The premier said that Pakistan was producing 45% of electricity with furnace oil which is too expensive for power generation and has led to higher tariffs. “The prime minister told [the meeting] that we plan to end load shedding within next 3-4 years through a multi-pronged strategy” according to an official handout.

Low-cost energy will be produced by using coal-powered and hydel power plants. The extraction of coal and development of the infrastructure for power production will be carried out simultaneously to save time. Till such time that the local coal is available, it will be imported. Run of the river projects are being initiated to overcome the short-term demands while large dams, including Bunji Dam and Bhasha Dam, will also be constructed to overcome the needs of irrigation water as well as the power shortages.

Similarly, the strategy foresees bringing down the power tariff to single digit within three years. The tariff restructuring is the main feature of the new policy through which the subsidies will be gradually rationalised. Consumers using up to 200 units per day will be provided subsidies.

The mismanagement and inefficiency of Wapda and other concerned departments is responsible for the power crisis, the premier said. “It is because of them that we are facing this situation today. They have failed miserably to maintain the system and today our distribution lines cannot bear the burden.”

He added that 1,400 megawatts of electricity could be added to the system within a year only through proper maintenance of the system.

Premier Nawaz told the meeting that the government has to take the lead in power projects implementation strategy. He announced the construction of a Gaddani energy corridor which will provide services to investors for power production. “It will be a hub for electricity generation,” he added.
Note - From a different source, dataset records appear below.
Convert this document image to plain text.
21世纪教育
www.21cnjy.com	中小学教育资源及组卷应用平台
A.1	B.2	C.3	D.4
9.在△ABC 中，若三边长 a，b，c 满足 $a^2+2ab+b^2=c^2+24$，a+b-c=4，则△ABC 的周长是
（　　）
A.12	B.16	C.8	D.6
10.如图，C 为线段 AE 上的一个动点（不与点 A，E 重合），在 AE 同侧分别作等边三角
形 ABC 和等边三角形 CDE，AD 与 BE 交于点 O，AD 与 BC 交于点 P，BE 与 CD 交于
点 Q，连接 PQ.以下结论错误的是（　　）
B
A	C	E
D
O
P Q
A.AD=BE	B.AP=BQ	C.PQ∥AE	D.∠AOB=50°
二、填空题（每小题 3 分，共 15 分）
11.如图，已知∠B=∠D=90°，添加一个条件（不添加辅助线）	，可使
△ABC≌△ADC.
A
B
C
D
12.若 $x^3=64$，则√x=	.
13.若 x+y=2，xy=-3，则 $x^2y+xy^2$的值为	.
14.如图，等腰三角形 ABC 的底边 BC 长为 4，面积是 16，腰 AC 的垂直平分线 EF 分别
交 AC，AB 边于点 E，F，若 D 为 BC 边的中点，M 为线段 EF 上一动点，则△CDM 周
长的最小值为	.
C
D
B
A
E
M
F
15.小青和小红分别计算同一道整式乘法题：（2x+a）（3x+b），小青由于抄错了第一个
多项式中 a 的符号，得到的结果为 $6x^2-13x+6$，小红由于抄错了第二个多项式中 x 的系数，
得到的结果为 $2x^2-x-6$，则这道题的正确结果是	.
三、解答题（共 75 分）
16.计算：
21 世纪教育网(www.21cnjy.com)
The meeting was attended by the four provincial chief ministers, some federal ministers and other senior officials. The chief ministers appreciated the draft policy but asked for time to analyse it. The prime minister directed that a committee be formed, comprising the four provincial chief secretaries and one nominee of each province, to submit their report within a week.

 

Published in The Express Tribune, July 24th, 2013.